Bhopal, Sep 25 (IANS): Scientists from the Indian Institute of Science Education and Research (IISER) Bhopal has identified a specific circular RNA which plays a crucial role in multiplication of the AIDS-causing HIV-1 virus within the human body.
The study, published in the peer-reviewed journal Science Advances, revealed how the newly identified circular RNA molecule, called ciTRAN, influences the virus's transcription process, which could potentially lead to novel therapeutic strategies against HIV-1.
The RNA or Ribonucleic acid is a molecule in living cells that carries genetic information and helps in the production of proteins. RNAs are in general straight-chain, free-end structures but one form of RNA called ‘circRNA’ forms a closed-loop.
The circRNA plays a pivotal role in regulating gene expression and is essential for various biological processes. Its role in HIV-1 replication has remained unclear for a long time.
“Characterising circular RNA can be tricky because it usually is less abundant, making it further challenging to detect in the native form. It is like trying to follow a complicated recipe,” said lead author Dr Ajit Chande, from Department of Biological Sciences, IISER Bhopal.
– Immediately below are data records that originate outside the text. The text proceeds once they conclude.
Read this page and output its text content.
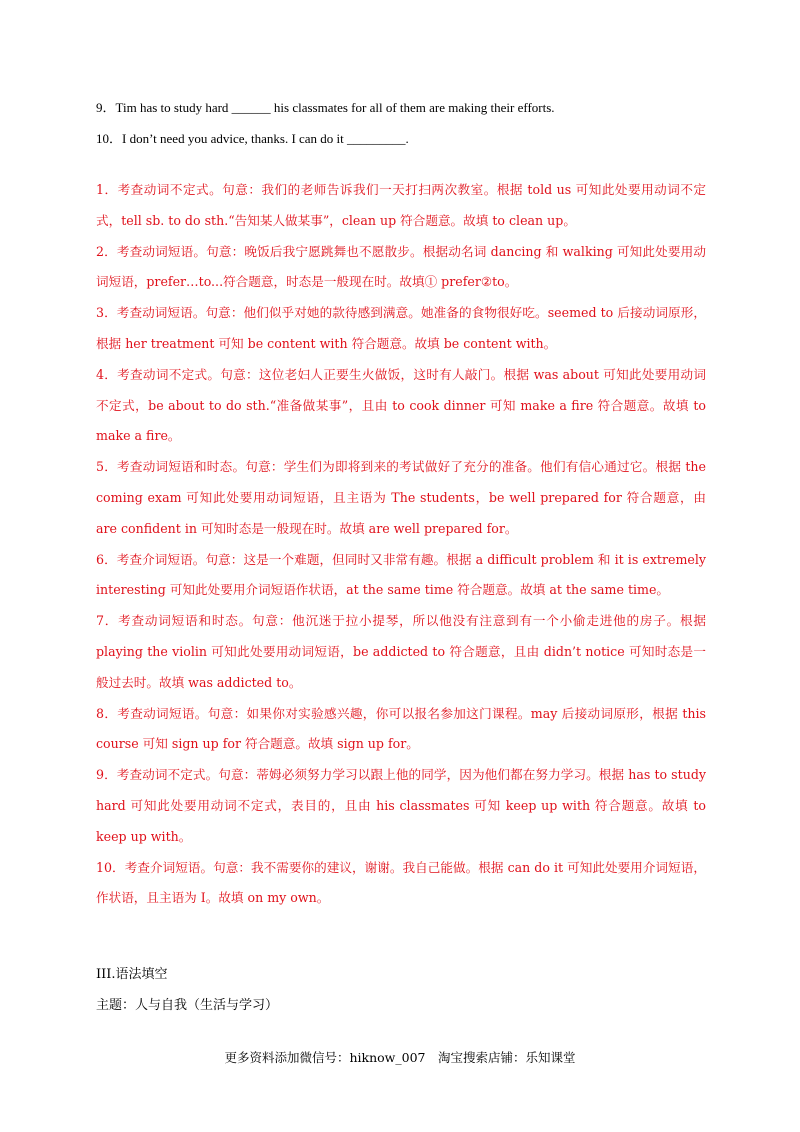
9．Tim has to study hard ______ his classmates for all of them are making their efforts.
10．I don’t need you advice, thanks. I can do it _________.
1．考查动词不定式。句意：我们的老师告诉我们一天打扫两次教室。根据 told us 可知此处要用动词不定式，tell sb. to do sth.“告知某人做某事”，clean up 符合题意。故填 to clean up。
2．考查动词短语。句意：晚饭后我宁愿跳舞也不愿散步。根据动名词 dancing 和 walking 可知此处要用动词短语，prefer…to...符合题意，时态是一般现在时。故填① prefer②to。
3．考查动词短语。句意：他们似乎对她的款待感到满意。她准备的食物很好吃。seemed to 后接动词原形，根据 her treatment 可知 be content with 符合题意。故填 be content with。
4．考查动词不定式。句意：这位老妇人正要生火做饭，这时有人敲门。根据 was about 可知此处要用动词不定式，be about to do sth.“准备做某事”，且由 to cook dinner 可知 make a fire 符合题意。故填 to make a fire。
5．考查动词短语和时态。句意：学生们为即将到来的考试做好了充分的准备。他们有信心通过它。根据 the coming exam 可知此处要用动词短语，且主语为 The students，be well prepared for 符合题意，由 are confident in 可知时态是一般现在时。故填 are well prepared for。
6．考查介词短语。句意：这是一个难题，但同时又非常有趣。根据 a difficult problem 和 it is extremely interesting 可知此处要用介词短语作状语，at the same time 符合题意。故填 at the same time。
7．考查动词短语和时态。句意：他沉迷于拉小提琴，所以他没有注意到有一个小偷走进他的房子。根据 playing the violin 可知此处要用动词短语，be addicted to 符合题意，且由 didn’t notice 可知时态是一般过去时。故填 was addicted to。
8．考查动词短语。句意：如果你对实验感兴趣，你可以报名参加这门课程。may 后接动词原形，根据 this course 可知 sign up for 符合题意。故填 sign up for。
9．考查动词不定式。句意：蒂姆必须努力学习以跟上他的同学，因为他们都在努力学习。根据 has to study hard 可知此处要用动词不定式，表目的，且由 his classmates 可知 keep up with 符合题意。故填 to keep up with。
10．考查介词短语。句意：我不需要你的建议，谢谢。我自己能做。根据 can do it 可知此处要用介词短语，作状语，且主语为 I。故填 on my own。
III.语法填空
主题：人与自我（生活与学习）
更多资料添加微信号：hiknow_007　淘宝搜索店铺：乐知课堂
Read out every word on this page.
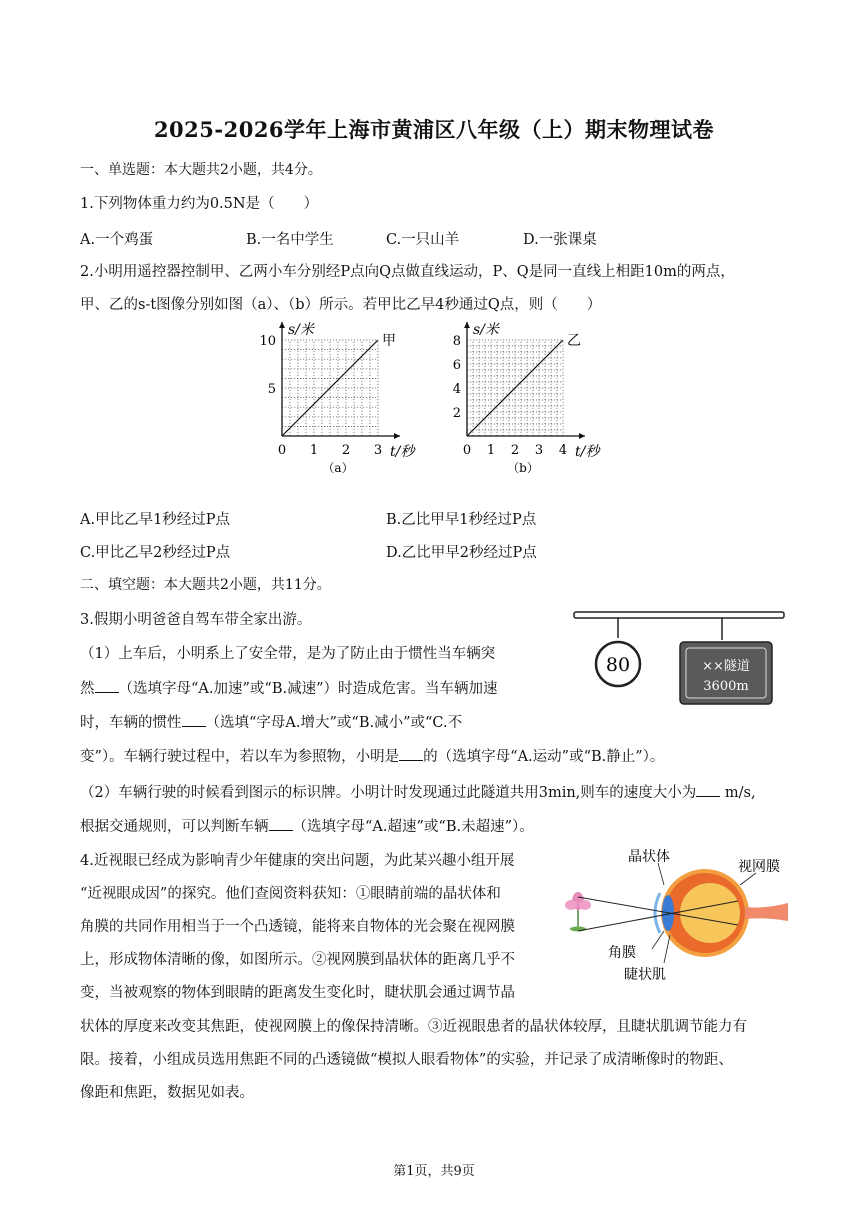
2025-2026学年上海市黄浦区八年级（上）期末物理试卷
一、单选题：本大题共2小题，共4分。
1.下列物体重力约为0.5N是（　　）
A.一个鸡蛋	B.一名中学生	C.一只山羊	D.一张课桌
2.小明用遥控器控制甲、乙两小车分别经P点向Q点做直线运动，P、Q是同一直线上相距10m的两点，
甲、乙的s-t图像分别如图（a）、（b）所示。若甲比乙早4秒通过Q点，则（　　）
甲
0 1 2 3
5
10
s/米
t/秒
（a）
乙
0 1 2 3 4
2
4
6
8
s/米
t/秒
（b）
A.甲比乙早1秒经过P点	B.乙比甲早1秒经过P点
C.甲比乙早2秒经过P点	D.乙比甲早2秒经过P点
二、填空题：本大题共2小题，共11分。
3.假期小明爸爸自驾车带全家出游。
（1）上车后，小明系上了安全带，是为了防止由于惯性当车辆突
然 （选填字母“A.加速”或“B.减速”）时造成危害。当车辆加速
时，车辆的惯性 （选填“字母A.增大”或“B.减小”或“C.不
变”）。车辆行驶过程中，若以车为参照物，小明是 的（选填字母“A.运动”或“B.静止”）。
（2）车辆行驶的时候看到图示的标识牌。小明计时发现通过此隧道共用3min,则车的速度大小为 m/s,
根据交通规则，可以判断车辆 （选填字母“A.超速”或“B.未超速”）。
80	××隧道
3600m
4.近视眼已经成为影响青少年健康的突出问题，为此某兴趣小组开展
“近视眼成因”的探究。他们查阅资料获知：①眼睛前端的晶状体和
角膜的共同作用相当于一个凸透镜，能将来自物体的光会聚在视网膜
上，形成物体清晰的像，如图所示。②视网膜到晶状体的距离几乎不
变，当被观察的物体到眼睛的距离发生变化时，睫状肌会通过调节晶
状体的厚度来改变其焦距，使视网膜上的像保持清晰。③近视眼患者的晶状体较厚，且睫状肌调节能力有
限。接着，小组成员选用焦距不同的凸透镜做“模拟人眼看物体”的实验，并记录了成清晰像时的物距、
像距和焦距，数据见如表。
晶状体
视网膜
角膜
睫状肌
第1页，共9页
"Our results indicate that HIV-1 virus hijacks this host-encoded ciTRAN in such a way that it can use it to multiply efficiently. This discovery uncovers a previously unknown aspect of how viruses like HIV-1 overcome transmission barriers,” he added.
The team developed a novel approach called circDR-Seq to successfully capture circRNAs from T-cells (white blood cells) infected with the HIV-1 virus and identified a specific circRNA named ciTRAN.
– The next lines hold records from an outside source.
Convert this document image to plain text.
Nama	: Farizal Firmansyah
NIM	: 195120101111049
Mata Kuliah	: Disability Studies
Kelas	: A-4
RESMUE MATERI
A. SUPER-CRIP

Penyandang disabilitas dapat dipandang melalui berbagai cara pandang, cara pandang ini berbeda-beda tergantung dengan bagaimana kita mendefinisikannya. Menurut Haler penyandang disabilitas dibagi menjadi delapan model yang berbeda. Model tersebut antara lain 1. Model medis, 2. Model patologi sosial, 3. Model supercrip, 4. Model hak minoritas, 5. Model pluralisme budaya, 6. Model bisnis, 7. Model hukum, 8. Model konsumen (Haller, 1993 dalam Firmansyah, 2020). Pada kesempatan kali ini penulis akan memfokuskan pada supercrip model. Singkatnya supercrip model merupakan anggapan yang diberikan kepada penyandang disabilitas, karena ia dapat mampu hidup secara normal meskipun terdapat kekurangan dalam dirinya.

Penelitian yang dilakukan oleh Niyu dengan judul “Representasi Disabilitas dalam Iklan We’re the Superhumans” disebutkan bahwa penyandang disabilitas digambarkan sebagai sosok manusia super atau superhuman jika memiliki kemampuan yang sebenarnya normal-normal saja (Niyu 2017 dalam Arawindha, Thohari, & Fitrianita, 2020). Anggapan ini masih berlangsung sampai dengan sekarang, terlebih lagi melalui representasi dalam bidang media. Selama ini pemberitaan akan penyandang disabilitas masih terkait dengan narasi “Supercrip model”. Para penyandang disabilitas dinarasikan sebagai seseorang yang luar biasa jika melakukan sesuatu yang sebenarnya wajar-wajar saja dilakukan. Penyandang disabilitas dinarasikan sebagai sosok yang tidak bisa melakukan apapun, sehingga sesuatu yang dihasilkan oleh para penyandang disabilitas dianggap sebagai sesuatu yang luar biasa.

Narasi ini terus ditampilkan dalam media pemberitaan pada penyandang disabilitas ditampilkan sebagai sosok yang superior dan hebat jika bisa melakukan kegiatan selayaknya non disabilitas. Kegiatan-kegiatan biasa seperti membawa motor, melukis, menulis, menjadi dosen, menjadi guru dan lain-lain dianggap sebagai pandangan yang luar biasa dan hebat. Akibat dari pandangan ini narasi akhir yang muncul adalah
Along with this, researchers also developed a molecule capable of inhibiting viral transcription that may be helpful in HIV-1 treatment.
By showing how ciTRAN promotes the virus's ability to multiply efficiently, this study offers promising avenues for the development of novel therapeutic interventions. Moreover, the creation of a molecule capable of inhibiting viral transcription represents a significant leap in our understanding of combating HIV-1 and potentially other viruses.